Comment 6 - CIBC Mellon Global Securities Services Company, RBC Dexia Investor Services Trust, and State Street Trust Company of Canada

The three commentators expressed concern with respect to Rule 3.8.3 as it related to agreements with clients or customers. The commentators felt that the proposed Rule imposes a significant administrative burden on Participants -- a burden which could hamper the transmission of information to beneficial holders of securities.
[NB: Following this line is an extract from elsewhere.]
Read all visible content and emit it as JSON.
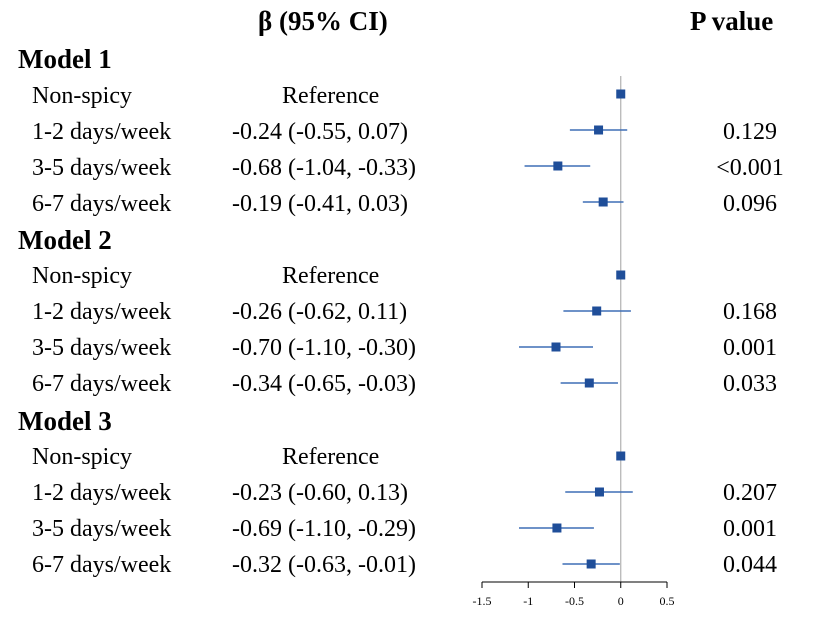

The commentators also felt that the proposed amendments could constitute a barrier to entry and/or communication with CDS. The commentators felt, finally, that Rule 3.8.3 does not account for certain clients' desire for anonymity and suggested that, where such anonymity is otherwise legally permitted, it may be inappropriate for CDS's Rules not to account for such.

CDS Response

The intent of the Rule is that Participants not pass on CDS Works or Security Information to any third party exactly as CDS provides them to the Participants; if a Participant extracts (or derives) information received from CDS and provides it to a client together with other information that the Participant has obtained independently, then CDS has no objection to that; CDS believes that proposed Rule 3.8.3(d) permits this.

With respect to the concern regarding barriers to entry, it is not CDS's intention to mandate such agreements, except where continuing non-compliance with the IP Rules is discovered by CDS. While CDS recognizes that the language would theoretically permit the management of CDS to mandate such agreements for all Participants at any time, CDS would respond that Rule 3.2.3 gives every Participant a right of appeal of any management decision to the full Board; if not satisfied with the Board's response, a further right of review to the securities commissions is provided by Rule 3.2.4.

Comment 7 - CIBC Mellon Global Securities Services Company, RBC Dexia Investor Services Trust, and State Street Trust Company of Canada

The three commentators expressed concern with respect to the scope of the disclaimer contained in proposed Rule 3.8.4. The commentators requested: that Participants receive some representation that CDS has sufficient rights in the Services to grant Participants the right to use such for their intended purpose; that, to the extent that CDS receives representations and warranties from third parties, Participants receive the benefit of such; and that, notwithstanding the 'as available' limitation on the Services, Participants should not be responsible for fees or expenses relating to Services not provided by CDS and that CDS should use reasonable endeavours to procure replacement Services.

CDS Response

CDS proposes to amend proposed Rule 3.8.4 as follows (marked for changes from the published Rule):

"3.8.4 Disclaimer

Certain Services and CDS Works provided by CDS to the Participants are dependent upon the provision to and use by CDS of information, including Security Information, from third parties. CDS represents that it has the right to grant Participants the right to use the Services, CDS Works and Security Information, but otherwise does not guarantee or make any representations or warranties whatsoever, and there are no conditions, express or implied, in fact or in law, with respect to the accuracy, adequacy, timeliness, completeness, sequence, merchantable quality or fitness for any particular purpose of any such information, which is provided on an "as is", "as available" basis. Upon the written request of a Participant, CDS will appoint such Participant as its agent to assert, while such Participant is a Participant, any right CDS may have to enforce a third party supplier's representations or warranties received by CDS, if any, provided that the Participant shall indemnify and hold harmless CDS, Nominees, Custodians and their respective partners, directors, officers, employees and agents, from and against any loss, damage, cost, expense, liability or claim (including the cost of legal counsel to advise on or defend against such claims) suffered by or made against it, them or any of them arising from, or which they may incur as a result of, the taking of steps at the request of the Participant or the bringing by the Participant of an action in the name of CDS, a Nominee or a Custodian, pursuant to this Rule 3.8.